Abstract
Thoracic SMARCA4 -deficient undifferentiated tumors are rare, with poor prognosis. A 73-year-old man presented to our hospital with dyspnea. Computed tomography-guided biopsy revealed aSMARCA4 -deficient undifferentiated tumor. The patient was treated with combination ipilimumab-nivolumab. The tumor reduced in size after two courses.

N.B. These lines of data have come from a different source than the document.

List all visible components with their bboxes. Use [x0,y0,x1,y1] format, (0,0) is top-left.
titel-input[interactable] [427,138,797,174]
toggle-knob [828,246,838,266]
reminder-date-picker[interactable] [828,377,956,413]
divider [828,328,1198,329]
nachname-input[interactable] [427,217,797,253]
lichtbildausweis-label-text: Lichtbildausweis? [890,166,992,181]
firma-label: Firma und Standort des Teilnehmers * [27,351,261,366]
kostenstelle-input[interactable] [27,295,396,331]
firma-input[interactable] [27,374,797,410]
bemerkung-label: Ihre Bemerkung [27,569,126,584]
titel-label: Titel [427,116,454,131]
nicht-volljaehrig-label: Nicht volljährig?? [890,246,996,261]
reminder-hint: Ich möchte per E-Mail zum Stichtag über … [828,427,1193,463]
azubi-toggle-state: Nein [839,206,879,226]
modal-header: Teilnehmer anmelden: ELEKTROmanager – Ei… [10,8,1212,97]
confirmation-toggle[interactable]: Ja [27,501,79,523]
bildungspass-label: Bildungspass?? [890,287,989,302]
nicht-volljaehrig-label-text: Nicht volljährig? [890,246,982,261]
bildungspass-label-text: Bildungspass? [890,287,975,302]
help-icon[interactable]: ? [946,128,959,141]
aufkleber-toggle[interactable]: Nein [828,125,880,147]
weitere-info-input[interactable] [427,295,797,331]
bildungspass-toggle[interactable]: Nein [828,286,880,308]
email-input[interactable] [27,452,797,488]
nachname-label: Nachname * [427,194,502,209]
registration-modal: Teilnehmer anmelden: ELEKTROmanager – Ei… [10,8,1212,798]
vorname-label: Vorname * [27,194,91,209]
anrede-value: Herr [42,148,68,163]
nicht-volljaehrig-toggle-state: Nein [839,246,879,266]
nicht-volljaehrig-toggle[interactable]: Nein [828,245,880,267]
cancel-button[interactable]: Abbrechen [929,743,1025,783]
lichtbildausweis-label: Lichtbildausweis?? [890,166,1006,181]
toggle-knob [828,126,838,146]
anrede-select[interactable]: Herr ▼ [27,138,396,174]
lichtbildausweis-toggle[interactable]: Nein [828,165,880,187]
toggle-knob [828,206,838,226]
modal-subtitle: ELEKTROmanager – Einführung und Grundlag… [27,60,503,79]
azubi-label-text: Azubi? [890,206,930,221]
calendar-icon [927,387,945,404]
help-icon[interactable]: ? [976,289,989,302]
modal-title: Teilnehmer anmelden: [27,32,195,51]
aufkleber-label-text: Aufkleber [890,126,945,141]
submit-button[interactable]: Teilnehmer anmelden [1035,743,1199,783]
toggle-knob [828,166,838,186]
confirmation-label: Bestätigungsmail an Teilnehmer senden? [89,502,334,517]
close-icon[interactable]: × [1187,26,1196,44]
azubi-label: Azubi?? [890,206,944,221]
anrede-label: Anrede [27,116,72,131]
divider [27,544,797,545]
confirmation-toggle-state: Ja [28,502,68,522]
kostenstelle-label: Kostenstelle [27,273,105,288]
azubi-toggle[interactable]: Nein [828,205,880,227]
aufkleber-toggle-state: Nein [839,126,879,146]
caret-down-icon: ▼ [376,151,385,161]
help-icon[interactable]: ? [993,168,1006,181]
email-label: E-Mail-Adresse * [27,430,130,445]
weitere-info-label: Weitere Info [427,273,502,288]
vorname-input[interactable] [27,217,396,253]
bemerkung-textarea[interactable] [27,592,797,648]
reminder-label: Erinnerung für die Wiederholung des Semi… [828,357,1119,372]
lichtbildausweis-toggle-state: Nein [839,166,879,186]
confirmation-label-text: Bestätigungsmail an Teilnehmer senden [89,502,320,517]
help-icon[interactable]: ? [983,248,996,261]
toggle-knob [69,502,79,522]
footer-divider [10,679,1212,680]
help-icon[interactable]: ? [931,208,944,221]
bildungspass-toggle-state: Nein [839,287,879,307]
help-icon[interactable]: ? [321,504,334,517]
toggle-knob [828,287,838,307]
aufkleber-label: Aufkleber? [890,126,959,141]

Keywords: SMARCA4 , undifferentiated tumors, case report
Introduction
Thoracic SMARCA4 -deficient undifferentiated tumors are high-grade tumors of the thoracic region in adults, characterized by an anaplastic or rhabdoid phenotype and defective SMARCA4 expression. These tumors occur more commonly in young to middle-aged men with a history of heavy smoking and are often centered in the mediastinum or hilar regions. The prognosis is poor, with a median survival of 4–7 months due to poor response to treatment and high-grade malignancy.1,2 In general, cytotoxic chemotherapy is not effective; however, case reports of significant response to immune checkpoint inhibitors have been published.3–6Combination ipilimumab-nivolumab reportedly significantly prolongs overall survival (OS) compared with chemotherapy in patients wtih non-small cell lung cancer,7 although no cases ofSMARCA4 -deficient undifferentiated tumors treated with combination ipilimumab-nivolumab have been reported.
Case presentation
A 73-year-old man with a 10-year history of diabetes and heart failure and a 50 pack-year smoking history underwent computed tomography (CT) in November of year X-1 and was suspected to have lung cancer. Subsequently, the patient’s respiratory distress worsened on approximately January X and he visited our hospital on January 18th the same year, and the following vital signs were documented: oxygen saturation (SpO2, 95%); respiratory rate, 16 breaths/min; blood pressure, 110/83 mmHg; and heart rate, 122 beats/min. Endobronchial ultrasound-guided transbronchial needle aspiration was performed on lymph nodes #7 and #4R with a 21-gauge puncture needle, although the cytology results were inconclusive. CT-guided biopsy was performed for metastatic lesions in the right adrenal gland with an 18-gauge puncture needle. Histopathological examination revealed diffuse sheets of proliferating and highly atypical epithelioid cells with coagulation necrosis.
The tumor cells were relatively monotonous, with eosinophilic cytoplasm, vesicular chromatin, 1–2 prominent nucleoli, and a partial rhabdoid appearance (Figure 1).